PORTLAND — Patricia Steffens said that when a major storm hit the area several years ago, she was urged to leave her Portland apartment. Steffens didn’t heed the warning, and a tree fell on the building.

Although she and her pets escaped injury, she decided not to take that risk again.

As Tropical Storm Irene moved into Maine, Steffens sought shelter at the Portland Exposition Building on Park Avenue with two of her cats and her dog, Sadie, in order to stay safe.

“I did not ignore (the warning) this time,” Steffens said Sunday. She said she wouldn’t be leaving the Expo for her Locust Street apartment until she was sure the worst had passed.

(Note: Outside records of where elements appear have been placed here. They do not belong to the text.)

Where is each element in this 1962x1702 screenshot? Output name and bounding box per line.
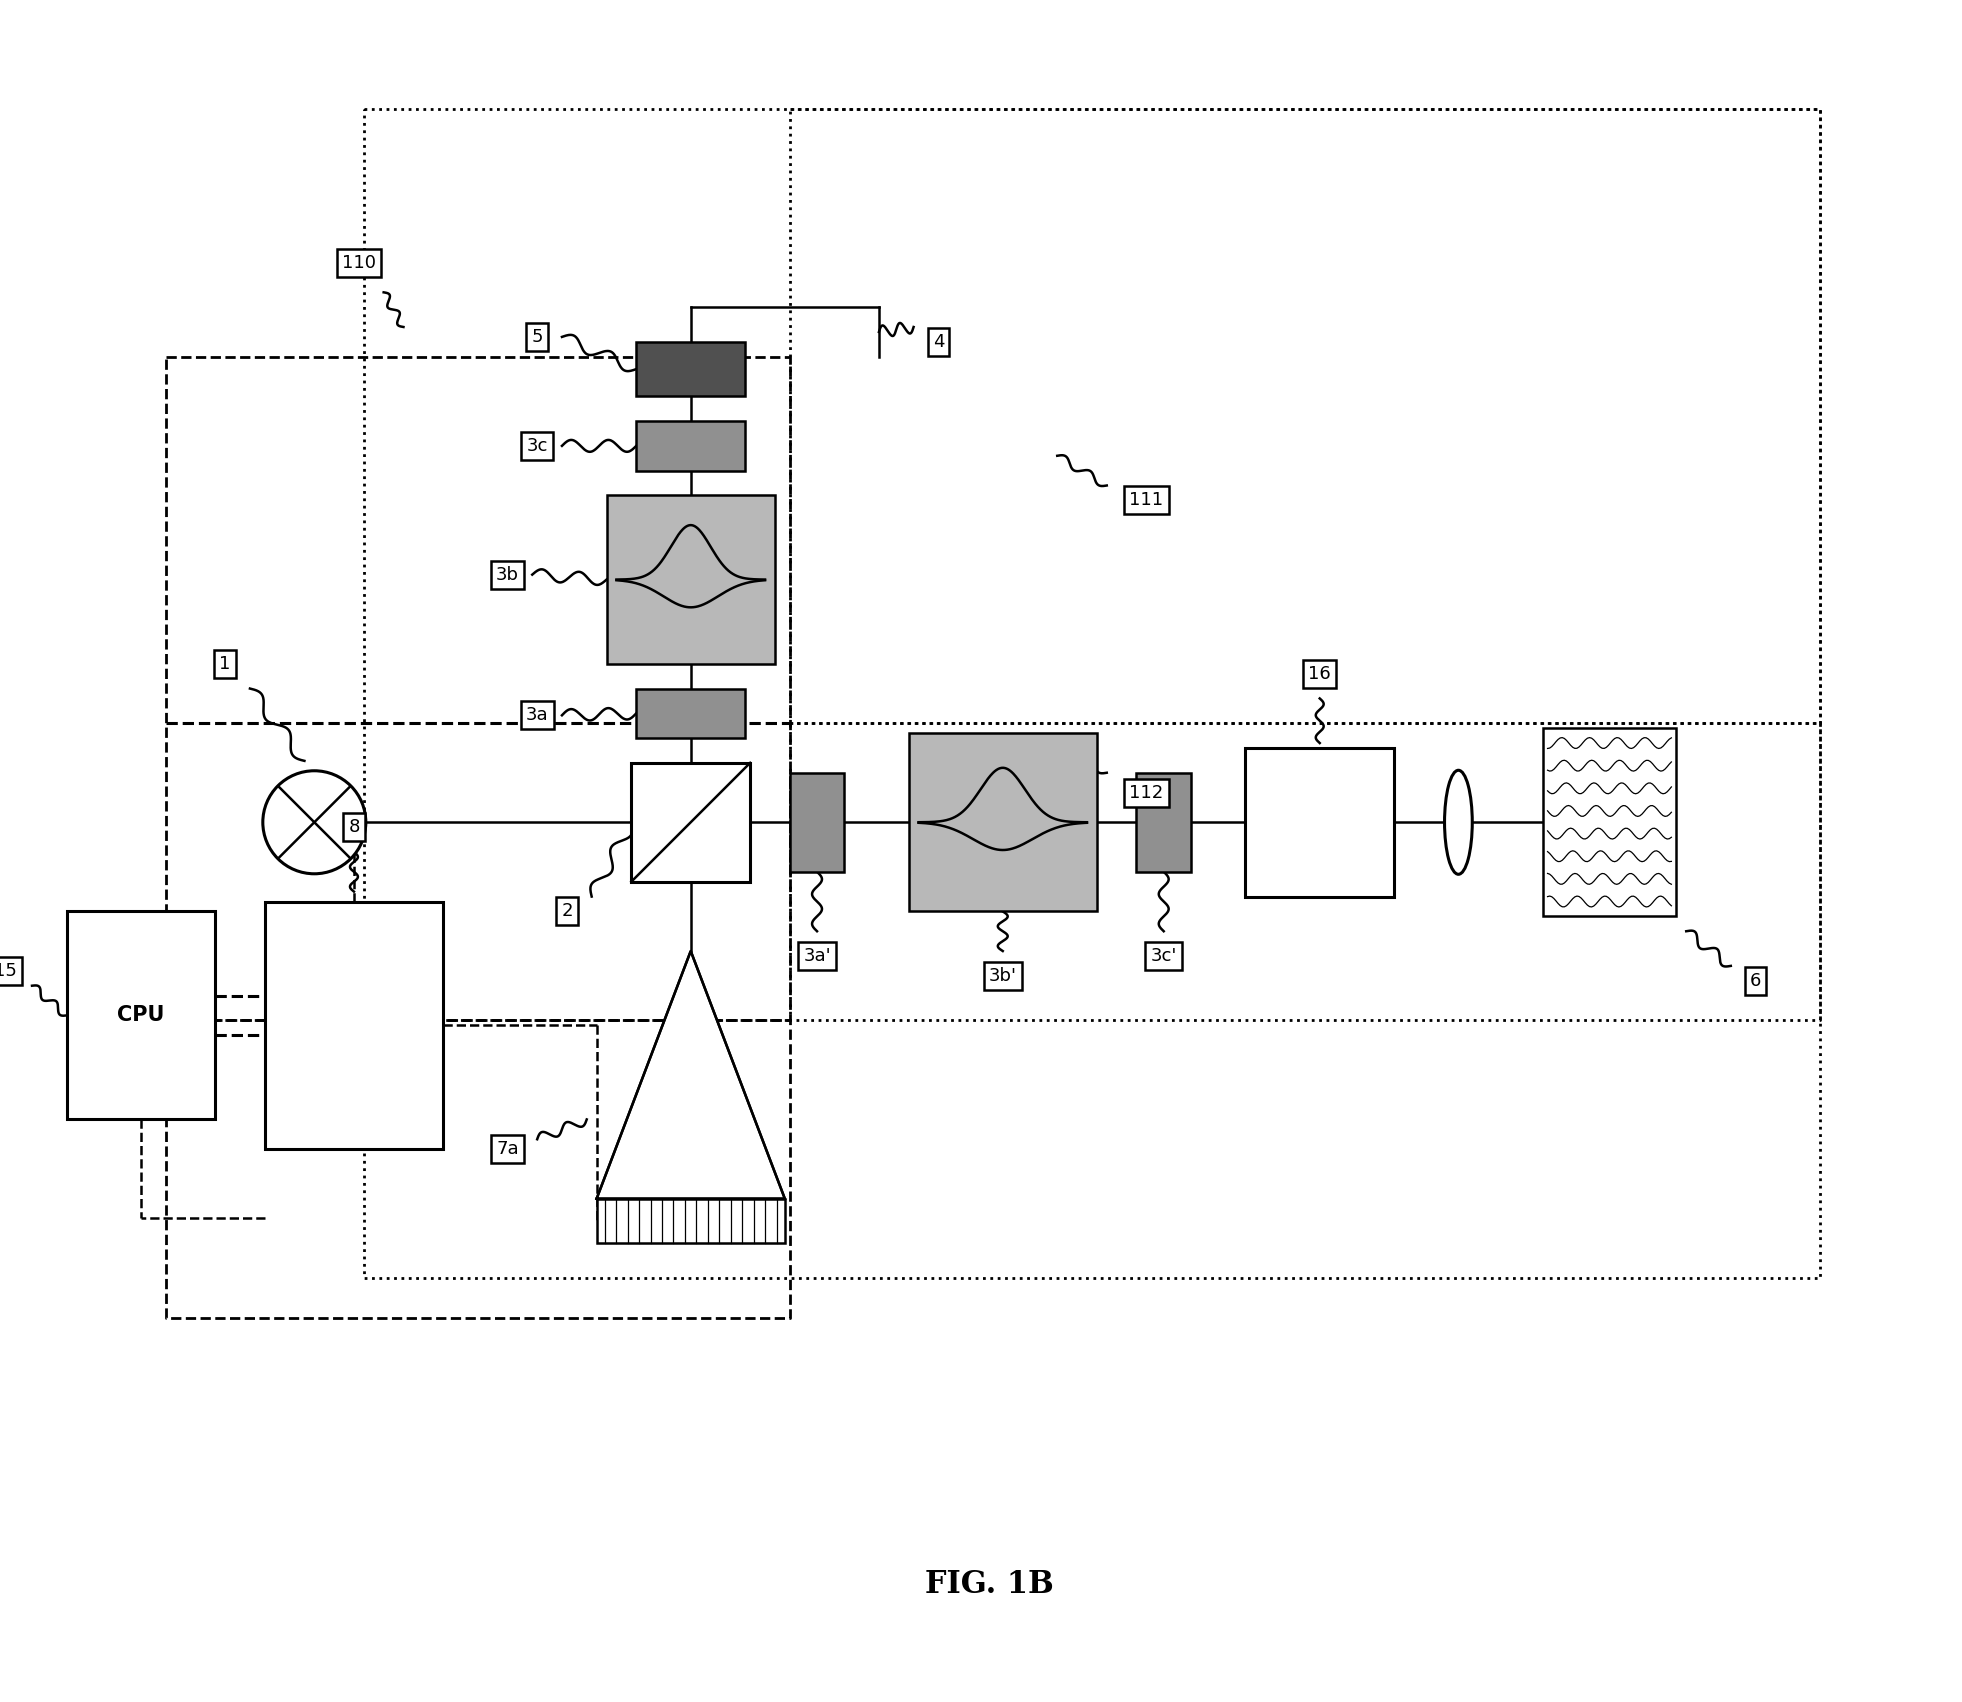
Circle shape bbox=[263, 771, 365, 873]
Text: 16: 16 bbox=[1309, 665, 1330, 683]
Polygon shape bbox=[596, 951, 785, 1198]
Bar bbox=[636, 420, 746, 471]
Bar bbox=[596, 1198, 785, 1242]
Bar bbox=[632, 762, 749, 882]
Ellipse shape bbox=[1444, 771, 1472, 875]
Text: 112: 112 bbox=[1130, 783, 1163, 802]
Text: 1: 1 bbox=[220, 655, 232, 672]
Bar bbox=[1136, 773, 1191, 871]
Text: 3a': 3a' bbox=[802, 946, 830, 965]
Text: CPU: CPU bbox=[118, 1006, 165, 1025]
Bar bbox=[1246, 747, 1395, 897]
Text: FIG. 1B: FIG. 1B bbox=[924, 1569, 1054, 1600]
Bar bbox=[1542, 728, 1676, 916]
Bar bbox=[636, 689, 746, 739]
Text: 3b': 3b' bbox=[989, 967, 1016, 985]
Text: 3c: 3c bbox=[526, 437, 547, 454]
Bar bbox=[265, 902, 443, 1149]
Text: 3a: 3a bbox=[526, 706, 549, 725]
Text: 110: 110 bbox=[341, 254, 377, 272]
Bar bbox=[67, 912, 216, 1120]
Text: 8: 8 bbox=[349, 819, 359, 836]
Bar bbox=[636, 342, 746, 397]
Bar bbox=[908, 734, 1097, 912]
Text: 6: 6 bbox=[1750, 972, 1762, 991]
Text: 5: 5 bbox=[532, 328, 543, 346]
Text: 4: 4 bbox=[932, 334, 944, 351]
Text: 2: 2 bbox=[561, 902, 573, 921]
Text: 3b: 3b bbox=[496, 565, 520, 584]
Text: 111: 111 bbox=[1130, 492, 1163, 509]
Bar bbox=[606, 495, 775, 664]
Bar bbox=[791, 773, 844, 871]
Text: 15: 15 bbox=[0, 962, 18, 980]
Text: 7a: 7a bbox=[496, 1140, 518, 1157]
Text: 3c': 3c' bbox=[1150, 946, 1177, 965]
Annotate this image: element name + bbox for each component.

The city opened the doors of the Expo at 8 p.m. Saturday for residents to find shelter and basic necessities, including food, water, cots for sleeping and assistance from a registered nurse and city staff. About 25 people were staying or dropping in Sunday morning.

The Portland shelter was one of about 30 storm-related shelters operating in Maine on Sunday, including six in Cumberland County, said Amy Faulkingham, resource coordinator for 211 Maine.

Shelter populations were generally low, with most shelters in southern Maine reporting only a handful of occupants, said Jason Shedlock, regional spokesman for the American Red Cross of Maine.

Steffens said the Portland shelter staff “couldn’t be nicer.” The city helped her get food and cat litter for her animals as well as providing her a safe and dry place to ride out the heavy rain and winds.

Chris Farwell, an event coordinator who helped staff the shelter, said people were waiting at 7 p.m. Saturday for the Expo’s doors to open.

Depending on the storm, the shelter will stay open at least through early this morning, he said.

The Expo, more commonly used for sporting events, music concerts, and other large community gatherings, hosted card games, conversations and coffee and breakfast Sunday morning.

Tracy Brown of Portland said she arrived Saturday night and will stay until the weather clears.

“This is the place to be,” Brown said. “They went all-out.”

Mayor Nicholas Mavodones stopped at the shelter Sunday morning as he made the rounds of the city to check on conditions. He said there did not appear to be any serious problems, and he praised the efforts of city officials to prepare for the storm.

“It was a really good move to open the shelter,” Mavodones said.

He also said he hoped residents would check on the well-being of their neighbors as the storm passed through the city overnight.